Day 9: Forestburg to Home
We woke up in the morning, found out the breakfast muffins the Lunchmothers had packed had gone all moldy (we'd never had to use them because everyone in all the towns we'd been at had been unbelievably generous) - but the folks at Forestburg left us the leftovers of dinner. So my breakfast was Twizzlers and roast beef. Yum!
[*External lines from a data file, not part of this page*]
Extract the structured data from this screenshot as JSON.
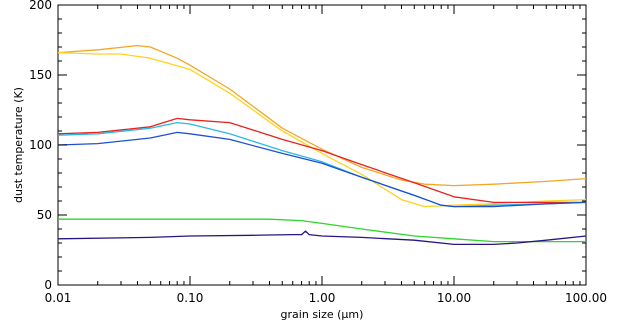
{
  "chart_data": {
    "type": "line",
    "title": "",
    "xlabel": "grain size (μm)",
    "ylabel": "dust temperature (K)",
    "xscale": "log",
    "xlim": [
      0.01,
      100.0
    ],
    "ylim": [
      0,
      200
    ],
    "xticks": [
      0.01,
      0.1,
      1.0,
      10.0,
      100.0
    ],
    "xtick_labels": [
      "0.01",
      "0.10",
      "1.00",
      "10.00",
      "100.00"
    ],
    "yticks": [
      0,
      50,
      100,
      150,
      200
    ],
    "ytick_labels": [
      "0",
      "50",
      "100",
      "150",
      "200"
    ],
    "grid": false,
    "legend": "none",
    "series": [
      {
        "color": "#f5a623",
        "x": [
          0.01,
          0.02,
          0.04,
          0.05,
          0.08,
          0.1,
          0.2,
          0.5,
          1.0,
          2.0,
          4.0,
          6.0,
          10.0,
          20.0,
          50.0,
          100.0
        ],
        "y": [
          166,
          168,
          171,
          170,
          162,
          157,
          140,
          112,
          97,
          84,
          75,
          72,
          71,
          72,
          74,
          76
        ]
      },
      {
        "color": "#ffd21f",
        "x": [
          0.01,
          0.02,
          0.03,
          0.05,
          0.1,
          0.2,
          0.5,
          1.0,
          2.0,
          4.0,
          6.0,
          10.0,
          20.0,
          50.0,
          100.0
        ],
        "y": [
          166,
          165,
          165,
          162,
          154,
          137,
          110,
          94,
          79,
          61,
          56,
          57,
          58,
          60,
          61
        ]
      },
      {
        "color": "#e8231c",
        "x": [
          0.01,
          0.02,
          0.05,
          0.08,
          0.1,
          0.2,
          0.5,
          1.0,
          2.0,
          5.0,
          10.0,
          20.0,
          50.0,
          100.0
        ],
        "y": [
          108,
          109,
          113,
          119,
          118,
          116,
          104,
          96,
          86,
          73,
          63,
          59,
          59,
          59
        ]
      },
      {
        "color": "#2bb8e8",
        "x": [
          0.01,
          0.02,
          0.05,
          0.08,
          0.1,
          0.2,
          0.5,
          1.0,
          2.0,
          5.0,
          8.0,
          10.0,
          20.0,
          50.0,
          100.0
        ],
        "y": [
          107,
          108,
          112,
          116,
          115,
          108,
          96,
          88,
          77,
          64,
          57,
          56,
          57,
          58,
          59
        ]
      },
      {
        "color": "#1f4fd1",
        "x": [
          0.01,
          0.02,
          0.05,
          0.08,
          0.1,
          0.2,
          0.5,
          1.0,
          2.0,
          5.0,
          8.0,
          10.0,
          20.0,
          50.0,
          100.0
        ],
        "y": [
          100,
          101,
          105,
          109,
          108,
          104,
          94,
          87,
          77,
          64,
          57,
          56,
          56,
          58,
          59
        ]
      },
      {
        "color": "#2ed62e",
        "x": [
          0.01,
          0.05,
          0.1,
          0.2,
          0.4,
          0.7,
          1.0,
          2.0,
          5.0,
          10.0,
          20.0,
          30.0,
          50.0,
          100.0
        ],
        "y": [
          47,
          47,
          47,
          47,
          47,
          46,
          44,
          40,
          35,
          33,
          31,
          31,
          31,
          31
        ]
      },
      {
        "color": "#2a1580",
        "x": [
          0.01,
          0.05,
          0.1,
          0.3,
          0.6,
          0.7,
          0.75,
          0.8,
          1.0,
          2.0,
          5.0,
          10.0,
          20.0,
          30.0,
          50.0,
          100.0
        ],
        "y": [
          33,
          34,
          35,
          35.5,
          36,
          36,
          38.5,
          36,
          35,
          34,
          32,
          29,
          29,
          30,
          32,
          35
        ]
      }
    ]
  }
}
We cleaned up, packed up, had our last Hora, took a bunch of pictures, and got on the bus. We'd had a great tour, and on the way back to Home one of the choristers who'd made a list of Memorable Quotes on Tour read them out loud, and I got a few laughs for my quotation "Dinosaurs and Rainbows and Jesus! Oh My!" when we passed the Creation Museum on the way out of Three Hills.
We got out and were unpacked surprisingly quickly - this year, we apparently had a much bigger and more cooperative Moving Crew than last year, when there were only a few, so we had everything packed up pretty quickly. The programs were given out, and also, the Execs named the #1 ChoirBoy and #1 ChoirGirl - extra prizes they'd given to people who weren't exec but had participated in everything on tour. My FRIEND (who was in the Broadway sketch but wasn't my billet partner) wow #1 Choirgirl and burst out crying! How awesome is that (the winning, not the crying)?
And then my sister showed up to bitch at me for sending her to the wrong parking lot, and it was time to go. Tour was over.
Next year is going to my own last year of Choir (I'm going to Vancouver after that), so I'm going to go to every length to enjoy every minute of it - not just Tour.